But before we can do that, it’s worth recapping how we got here because honestly, we did it to ourselves.
How did we get here
GDPR came about because we looked at data as a way to make targeting more effective. After all, the case study of Target figuring out a teenage girl was pregnant before her family did is now the stuff of marketing lore. Everyone figured that:
More data -> Hyper personalized targeting -> More conversion
The epitome of “the right message, at the right time” amiright?
Turns out, instead of always giving the customer what they were looking for - when they wanted it, what we did is create retargeting ads so those headphones you just bought on Amazon can follow you around the internet for the next 3 weeks. That’s a “We wanted flying cars, instead we got 140 characters” moment if there ever was one (thanks, Peter Thiel).
So where did everything go so wrong? After all, great marketing still requires the same 2 things it always did:
Delivered when the customer wants it
Great content comes from understanding consumers. This is where the obsession with consumer data came from.“ If we know what you had for breakfast, we know what to sell you for lunch.” This mindset is not only flawed, it was taken to the extreme.
Striking the balance
The fact is, personalization doesn’t really work that well. Well, it does. But there’s a limit to its effectiveness. According to Neil Patel, things like names and relevant suggestions may work because we think we are treating customers like humans they are, but the fact is any increase tops out at about 1% - 2% but more often than not using names actually decreases conversions.
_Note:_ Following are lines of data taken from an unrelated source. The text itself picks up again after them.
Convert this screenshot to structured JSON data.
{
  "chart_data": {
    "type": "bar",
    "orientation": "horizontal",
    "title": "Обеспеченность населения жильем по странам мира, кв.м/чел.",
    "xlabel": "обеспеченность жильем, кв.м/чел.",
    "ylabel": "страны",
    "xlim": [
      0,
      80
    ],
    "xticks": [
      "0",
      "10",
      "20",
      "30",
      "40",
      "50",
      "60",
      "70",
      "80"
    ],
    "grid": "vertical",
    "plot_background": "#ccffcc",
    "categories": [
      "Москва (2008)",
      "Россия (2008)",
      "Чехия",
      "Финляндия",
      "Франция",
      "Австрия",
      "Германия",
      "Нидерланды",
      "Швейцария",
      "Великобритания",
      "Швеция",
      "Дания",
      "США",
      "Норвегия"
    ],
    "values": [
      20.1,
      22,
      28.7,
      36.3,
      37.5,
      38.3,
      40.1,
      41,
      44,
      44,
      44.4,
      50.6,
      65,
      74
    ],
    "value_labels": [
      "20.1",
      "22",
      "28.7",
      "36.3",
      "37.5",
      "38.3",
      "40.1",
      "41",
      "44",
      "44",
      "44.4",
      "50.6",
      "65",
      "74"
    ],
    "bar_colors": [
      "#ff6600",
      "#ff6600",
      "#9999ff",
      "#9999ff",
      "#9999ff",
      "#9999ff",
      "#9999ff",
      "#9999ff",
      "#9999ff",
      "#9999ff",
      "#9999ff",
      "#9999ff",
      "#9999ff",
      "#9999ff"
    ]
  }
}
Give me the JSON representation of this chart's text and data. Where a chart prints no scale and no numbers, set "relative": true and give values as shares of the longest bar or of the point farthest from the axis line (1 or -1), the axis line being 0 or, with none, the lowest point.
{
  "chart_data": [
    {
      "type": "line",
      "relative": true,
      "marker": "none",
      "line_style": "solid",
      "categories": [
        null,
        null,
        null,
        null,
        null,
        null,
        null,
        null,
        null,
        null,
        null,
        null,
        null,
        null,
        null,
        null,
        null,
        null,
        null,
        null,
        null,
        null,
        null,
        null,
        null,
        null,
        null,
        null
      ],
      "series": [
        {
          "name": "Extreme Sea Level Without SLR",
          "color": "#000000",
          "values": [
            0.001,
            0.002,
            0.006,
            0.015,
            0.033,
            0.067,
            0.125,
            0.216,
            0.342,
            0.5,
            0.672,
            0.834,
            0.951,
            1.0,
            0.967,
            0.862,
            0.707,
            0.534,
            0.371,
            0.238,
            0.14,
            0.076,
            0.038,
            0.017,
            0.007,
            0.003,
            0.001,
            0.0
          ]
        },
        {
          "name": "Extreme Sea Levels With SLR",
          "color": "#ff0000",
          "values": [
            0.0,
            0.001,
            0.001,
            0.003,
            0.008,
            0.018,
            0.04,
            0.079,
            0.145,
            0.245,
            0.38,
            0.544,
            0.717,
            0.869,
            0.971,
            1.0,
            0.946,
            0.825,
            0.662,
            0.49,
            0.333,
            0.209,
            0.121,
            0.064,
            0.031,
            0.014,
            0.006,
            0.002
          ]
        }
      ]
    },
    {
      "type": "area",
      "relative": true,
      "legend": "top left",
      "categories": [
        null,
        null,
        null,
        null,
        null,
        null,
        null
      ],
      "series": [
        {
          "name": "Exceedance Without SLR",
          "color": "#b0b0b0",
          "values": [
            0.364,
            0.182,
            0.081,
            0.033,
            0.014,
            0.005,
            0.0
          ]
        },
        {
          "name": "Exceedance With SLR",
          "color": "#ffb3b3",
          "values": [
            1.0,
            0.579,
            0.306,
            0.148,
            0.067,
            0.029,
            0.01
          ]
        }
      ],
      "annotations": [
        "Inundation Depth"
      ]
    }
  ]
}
Why? Because even though we think we are treating customers like they’re human, they know damn well that email is part of a blast to a list or the first in a line of drip campaigns.
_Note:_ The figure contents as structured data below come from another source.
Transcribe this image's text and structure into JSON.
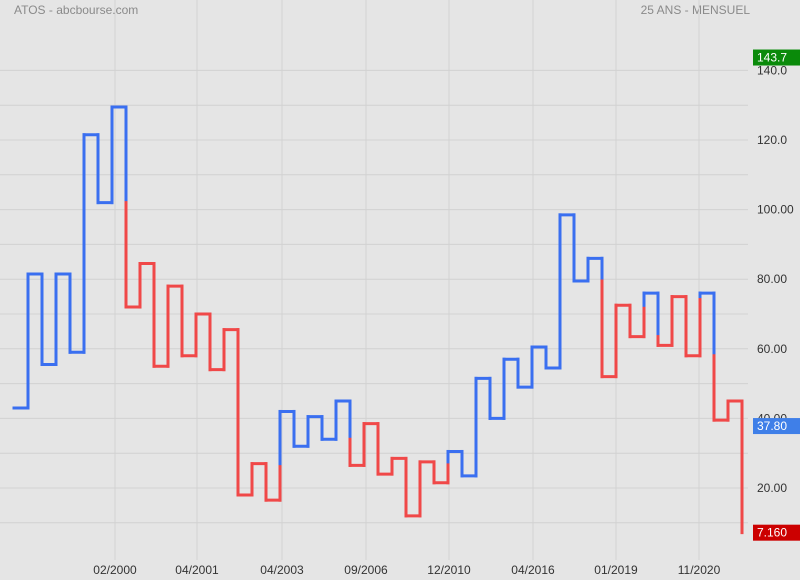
{
  "header": {
    "title": "ATOS - abcbourse.com",
    "subtitle": "25 ANS - MENSUEL"
  },
  "chart_data": {
    "type": "line",
    "style": "kagi",
    "title": "ATOS - abcbourse.com",
    "subtitle": "25 ANS - MENSUEL",
    "ylim": [
      4,
      146
    ],
    "y_ticks": [
      20,
      40,
      60,
      80,
      100,
      120,
      140
    ],
    "y_tick_labels": [
      "20.00",
      "40.00",
      "60.00",
      "80.00",
      "100.00",
      "120.0",
      "140.0"
    ],
    "x_tick_labels": [
      "02/2000",
      "04/2001",
      "04/2003",
      "09/2006",
      "12/2010",
      "04/2016",
      "01/2019",
      "11/2020"
    ],
    "grid": true,
    "kagi_values": [
      43,
      81.5,
      55.5,
      81.5,
      59,
      121.5,
      102,
      129.5,
      72,
      84.5,
      55,
      78,
      58,
      70,
      54,
      65.5,
      18,
      27,
      16.5,
      42,
      32,
      40.5,
      34,
      45,
      26.5,
      38.5,
      24,
      28.5,
      12,
      27.5,
      21.5,
      30.5,
      23.5,
      51.5,
      40,
      57,
      49,
      60.5,
      54.5,
      98.5,
      79.5,
      86,
      52,
      72.5,
      63.5,
      76,
      61,
      75,
      58,
      76,
      39.5,
      45,
      7.16
    ],
    "colors": {
      "up": "#3a6ff0",
      "down": "#f04848"
    },
    "price_tags": [
      {
        "value": "143.7",
        "y": 143.7,
        "color": "#0a8a0a"
      },
      {
        "value": "37.80",
        "y": 37.8,
        "color": "#3f7fe8"
      },
      {
        "value": "7.160",
        "y": 7.16,
        "color": "#cc0000"
      }
    ]
  }
}
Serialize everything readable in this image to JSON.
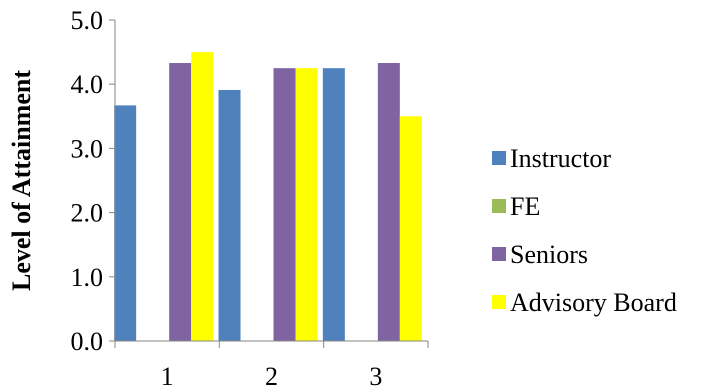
{
  "chart_data": {
    "type": "bar",
    "title": "",
    "xlabel": "",
    "ylabel": "Level of Attainment",
    "categories": [
      "1",
      "2",
      "3"
    ],
    "ylim": [
      0,
      5
    ],
    "yticks": [
      0,
      1,
      2,
      3,
      4,
      5
    ],
    "ytick_labels": [
      "0.0",
      "1.0",
      "2.0",
      "3.0",
      "4.0",
      "5.0"
    ],
    "grid": false,
    "legend_position": "right",
    "series": [
      {
        "name": "Instructor",
        "color": "#4f81bd",
        "values": [
          3.67,
          3.91,
          4.25
        ]
      },
      {
        "name": "FE",
        "color": "#9bbb59",
        "values": [
          null,
          null,
          null
        ]
      },
      {
        "name": "Seniors",
        "color": "#8064a2",
        "values": [
          4.33,
          4.25,
          4.33
        ]
      },
      {
        "name": "Advisory Board",
        "color": "#ffff00",
        "values": [
          4.5,
          4.25,
          3.5
        ]
      }
    ]
  }
}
Neil (rightly) makes the point that depersonalizing marketing actually makes it more effective because a personalization token is no replacement for honest and authentic communication. People can smell that b.s from a mile away and they trust you less for being disingenuous.
That's right, what people want is to be spoken to in a voice that resonates with them. Not an automated email that uses their name with a 50/50 shot at getting the capitalization right depending on how it got added to the CRM.
Content is what makes the difference
While targeting is an important piece of good marketing, we believe it’s a small piece. What matters so much more is communicating with people on their terms. And believe it or not, that doesn’t require their Social Security Number, mother’s maiden name, favorite pet, internet history, or *gasp* contact information with affirmative consent or legal basis for contacting them.
In fact, you don’t need any personal data at all. What you need is to be observant and look into what your audience as a whole responds to. When you begin to tune into what your audience actuallylikes and build content around that, shockingly, they respond to it. A lot.
Instead of your 1% (maybe) personalization token lift, our clients like St. Regis are seeing a 72X increase in their social media engagement. And they are far from alone. On average when our new clients begin consistently implementing content insights into their marketing they see a 6.5X increase in their social media engagement metrics and click-through rate. Others are able to identify new opportunities for their content all together, or tailor their content strategies to new markets that have different tastes than their current customers.
And all of that requires exactly zero personally identifiable data.
That's why we've always believed the future of marketing looks like customers engaging with content from brands they legitimately love and getting products that add real value without getting sold out in the process. It’s better for customers, better for brands, and better for the marketers that get to make things their audience likes without having to work in a coffee powered content sweatshop.